I’m 64 on my way to 65. Looking forward to Medicare and Social Security. I’m not planning to retire yet, but I’m slowly easing towards it. I’m in relatively good health. I am still a workaholic and always have projects going on, but I’ve substantially shifted gears. I work whatever hours I wish, usually early in the morning or late at night. I do the same with writing and recording class videos. Most of my deadlines these days are self-imposed.
I’ve worked remotely from home since 2015. Between 2015-2020, I also continued to maintain a small base of massage clients, which I let go when COVID started. Although I still have my massage license and plan to keep it for a few more years, I don’t intend to ever go back to regular practice. I have one client that I’ve seen almost daily for close to a year; she’s 39 and in a wheelchair due to an aneurysm and two strokes. She lives close by so I drop in most days for 20-30 minutes and do range of motion exercises with her and a little bit of “feel-good” massage. It feeds my soul and hopefully does some good for her. I get occasional messages from people on social media wanting to book massage with me, and so far, I’ve declined to take on any further clients. I don’t really foresee that changing.

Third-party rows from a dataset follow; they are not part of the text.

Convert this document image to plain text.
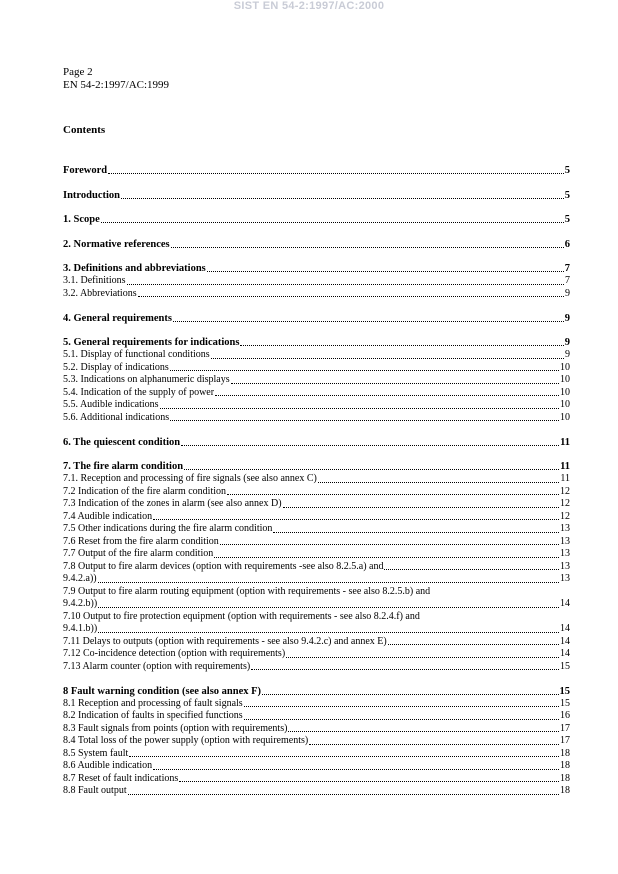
SIST EN 54-2:1997/AC:2000
Page 2
EN 54-2:1997/AC:1999
Contents
Foreword	5
Introduction	5
1. Scope	5
2. Normative references	6
3. Definitions and abbreviations	7
3.1. Definitions	7
3.2. Abbreviations	9
4. General requirements	9
5. General requirements for indications	9
5.1. Display of functional conditions	9
5.2. Display of indications	10
5.3. Indications on alphanumeric displays	10
5.4. Indication of the supply of power	10
5.5. Audible indications	10
5.6. Additional indications	10
6. The quiescent condition	11
7. The fire alarm condition	11
7.1. Reception and processing of fire signals (see also annex C)	11
7.2 Indication of the fire alarm condition	12
7.3 Indication of the zones in alarm (see also annex D)	12
7.4 Audible indication	12
7.5 Other indications during the fire alarm condition	13
7.6 Reset from the fire alarm condition	13
7.7 Output of the fire alarm condition	13
7.8 Output to fire alarm devices (option with requirements -see also 8.2.5.a) and	13
9.4.2.a))	13
7.9 Output to fire alarm routing equipment (option with requirements - see also 8.2.5.b) and
9.4.2.b))	14
7.10 Output to fire protection equipment (option with requirements - see also 8.2.4.f) and
9.4.1.b))	14
7.11 Delays to outputs (option with requirements - see also 9.4.2.c) and annex E)	14
7.12 Co-incidence detection (option with requirements)	14
7.13 Alarm counter (option with requirements)	15
8 Fault warning condition (see also annex F)	15
8.1 Reception and processing of fault signals	15
8.2 Indication of faults in specified functions	16
8.3 Fault signals from points (option with requirements)	17
8.4 Total loss of the power supply (option with requirements)	17
8.5 System fault	18
8.6 Audible indication	18
8.7 Reset of fault indications	18
8.8 Fault output	18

I have a sign on my front porch that says, “Let’s Stay Home.” That’s my attitude these days. I have accepted a teaching gig at the Texas AMTA meeting in April, also one at NC AMTA in April, and I will of course be at the World Massage Festival as usual this year and hopefully for as long as it lasts. I will probably go down to FSMTA, also in July, since my brothers live nearby and I usually combine that with a visit to them. I am volunteering with FSMTB this year and will probably have to make a trip or two for them, but I plan to never have another schedule that requires frequent trips away from home…because I want to be at home.
For years, I was out playing music on weekends, and that’s over, too. My picking and grinning takes place on the porch, or at an occasional jam session on the mountaintop with my friends in good weather. I’m past the point of waiting until 9pm to start playing and not crawling home until the wee hours of the morning. Neither my husband nor I like to drive at night, and we don’t drink and drive, so we’ve turned into two old coots who don’t get out much. We’ve been to a few concerts in the past couple of years, but Robert Plant, Jason Isbell, or Billy Strings is going to have to appear in my back yard for me to consider going to another one. Not only has the price of tickets become ridiculous, but I also don’t like paying $12 for a beer just because I’m a captive audience. It’s insane. I’ll stay home and watch YouTube and spend $12 for a 6-pack of Guinness.
I haven’t turned into a hermit. I haven’t developed agoraphobia. I still enjoy meeting up with old friends and making new ones at conventions and teaching and attending CE classes. But my priorities have changed. When I was 24, I would have thought the world was coming to an end if I wasn’t out having a wild time on the weekends. At 64, I appreciate the heck out of being home and having a slow dance on the porch with my husband, and sipping on some cherry bounce. It’s a good life. So yeah, let’s stay home.